A young Muslim woman is suing Chicago police who decided she was a "lone wolf" terrorist because she wore a hijab, or headscarf, and was walking briskly out of a city subway station on the Fourth of July last year while wearing a backpack.
Here is the surveillance video of what happened to her that day in 2015. Warning: Video may be disturbing for some viewers.
Itemad "Angel" Al Matar says police officers violated her civil rights by yanking off her her headscarf and veil, which are worn for cultural/religious reasons, arresting her on the subway station stairs, then later strip-searching at a police station.
A federal lawsuit was filed in Chicago Thursday on Al-Matar's behalf. She is a student from Saudi Arabia who lives in Chicago, and told reporters she was in a hurry to catch her train on the 4th of July of 2015, because so wanted to get home quickly and break her Ramadan fast.
"Several (officers) ran up the stairs and grabbed the Plaintiff and threw her down upon the stair landing, then pulling at her and ripping off her hijab," the lawsuit says.
CBS Chicago reports the abuse didn't end there.
"They asked me why I put my food inside my bag, why I'm Muslim, why I'm fasting, why I'm wearing these clothes, why I cover my body," she said.
Security-camera video made public shows several minutes of the arrest in the subway. Several officers can be seen pushing through a crowd on a stairway to reach Al-Matar, but soon move out of view of the camera.
The fact that Al-Matar was wearing a headscarf, known as a hijab, and the face veil, called a niqab, "was the impetus behind the actions" of the officers, the court filing alleges.
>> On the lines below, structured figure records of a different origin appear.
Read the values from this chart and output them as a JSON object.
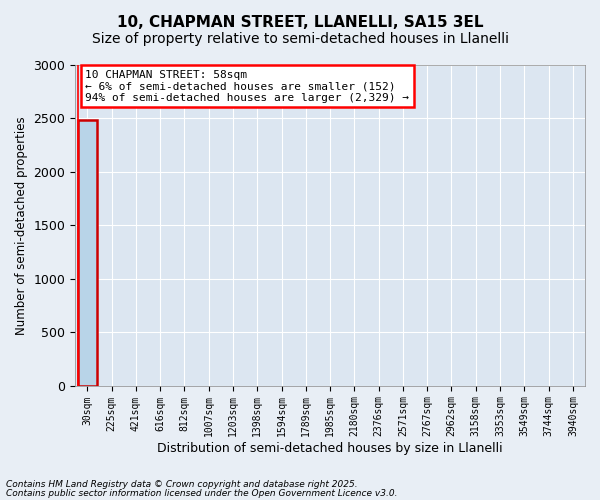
{
  "title_line1": "10, CHAPMAN STREET, LLANELLI, SA15 3EL",
  "title_line2": "Size of property relative to semi-detached houses in Llanelli",
  "xlabel": "Distribution of semi-detached houses by size in Llanelli",
  "ylabel": "Number of semi-detached properties",
  "annotation_title": "10 CHAPMAN STREET: 58sqm",
  "annotation_line2": "← 6% of semi-detached houses are smaller (152)",
  "annotation_line3": "94% of semi-detached houses are larger (2,329) →",
  "footer_line1": "Contains HM Land Registry data © Crown copyright and database right 2025.",
  "footer_line2": "Contains public sector information licensed under the Open Government Licence v3.0.",
  "bin_labels": [
    "30sqm",
    "225sqm",
    "421sqm",
    "616sqm",
    "812sqm",
    "1007sqm",
    "1203sqm",
    "1398sqm",
    "1594sqm",
    "1789sqm",
    "1985sqm",
    "2180sqm",
    "2376sqm",
    "2571sqm",
    "2767sqm",
    "2962sqm",
    "3158sqm",
    "3353sqm",
    "3549sqm",
    "3744sqm",
    "3940sqm"
  ],
  "bar_heights": [
    2481,
    0,
    0,
    0,
    0,
    0,
    0,
    0,
    0,
    0,
    0,
    0,
    0,
    0,
    0,
    0,
    0,
    0,
    0,
    0,
    0
  ],
  "bar_color_normal": "#b8d4e8",
  "bar_edge_color": "#5b9bd5",
  "highlight_bar_index": 0,
  "highlight_edge_color": "#cc0000",
  "ylim": [
    0,
    3000
  ],
  "yticks": [
    0,
    500,
    1000,
    1500,
    2000,
    2500,
    3000
  ],
  "plot_background": "#dce6f1",
  "fig_background": "#e8eef5",
  "grid_color": "#ffffff",
  "title_fontsize": 11,
  "subtitle_fontsize": 10,
  "annotation_fontsize": 8,
  "ylabel_fontsize": 8.5,
  "xlabel_fontsize": 9,
  "tick_fontsize": 7,
  "footer_fontsize": 6.5
}
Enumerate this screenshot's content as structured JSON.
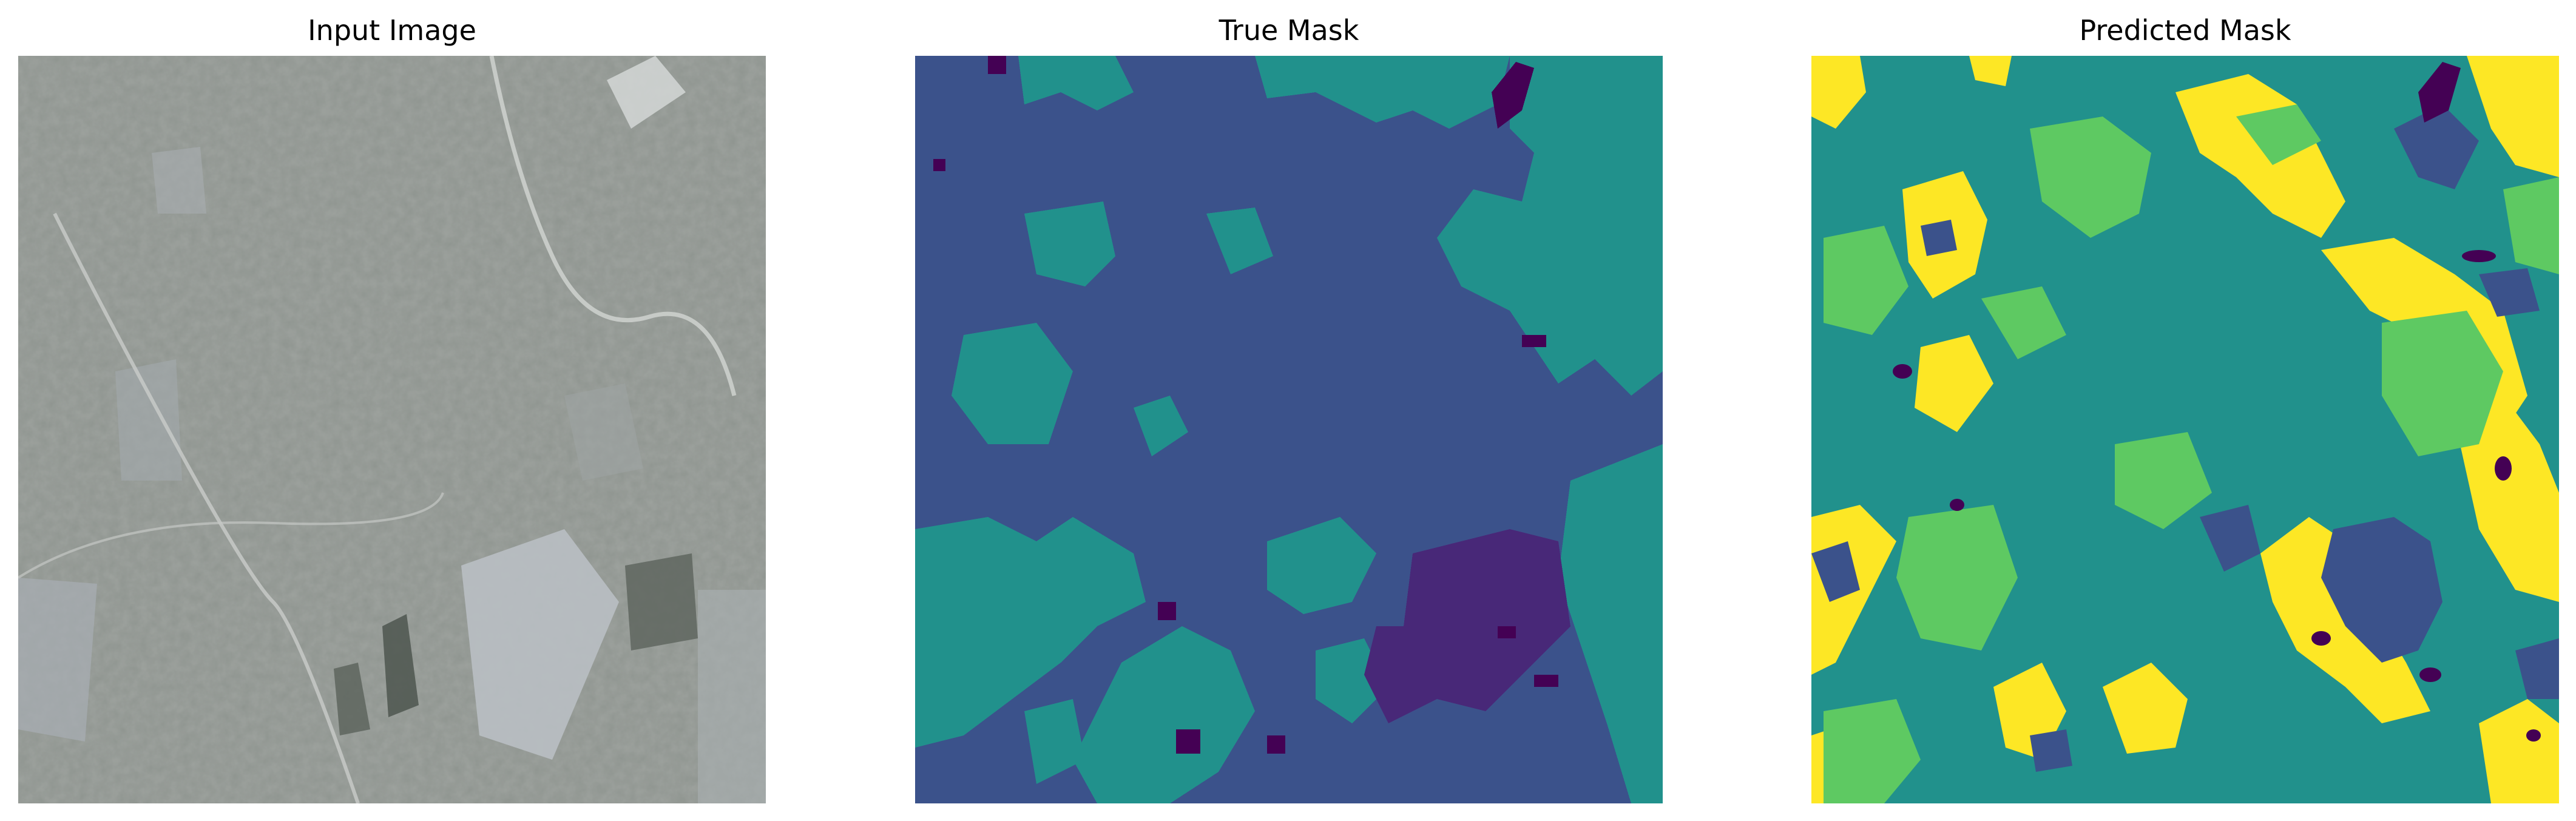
{
  "figure": {
    "panels": [
      {
        "title": "Input Image"
      },
      {
        "title": "True Mask"
      },
      {
        "title": "Predicted Mask"
      }
    ]
  },
  "colors": {
    "background": "#ffffff",
    "viridis_class_0": "#440154",
    "viridis_class_1": "#3b528b",
    "viridis_class_2": "#21918c",
    "viridis_class_3": "#5ec962",
    "viridis_class_4": "#fde725"
  }
}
In a statement Thursday, Phil Robertson, a lawyer for the Chicago chapter of the Council on American-Islamic Relations, or CAIR, and a co-counsel in the civil case, argued that "blatant xenophobia, Islamophobia, and racial profiling" underpinned the officers' actions.
A police report filed the night of the incident says officers had been "on high alert of terrorist activity" on the Fourth of July holiday when they spotted Al-Matar exhibiting what they believed was "suspicious behavior," including walking at "a brisk pace, in a determined manner." It also says officers saw what they thought could be "incendiary devices" around her ankles and were also suspicious of her backpack, which was clutched to her chest.
"(Officers) believed that subject might be a lone wolf suicide bomber and decided to attempt to take subject into custody," it says.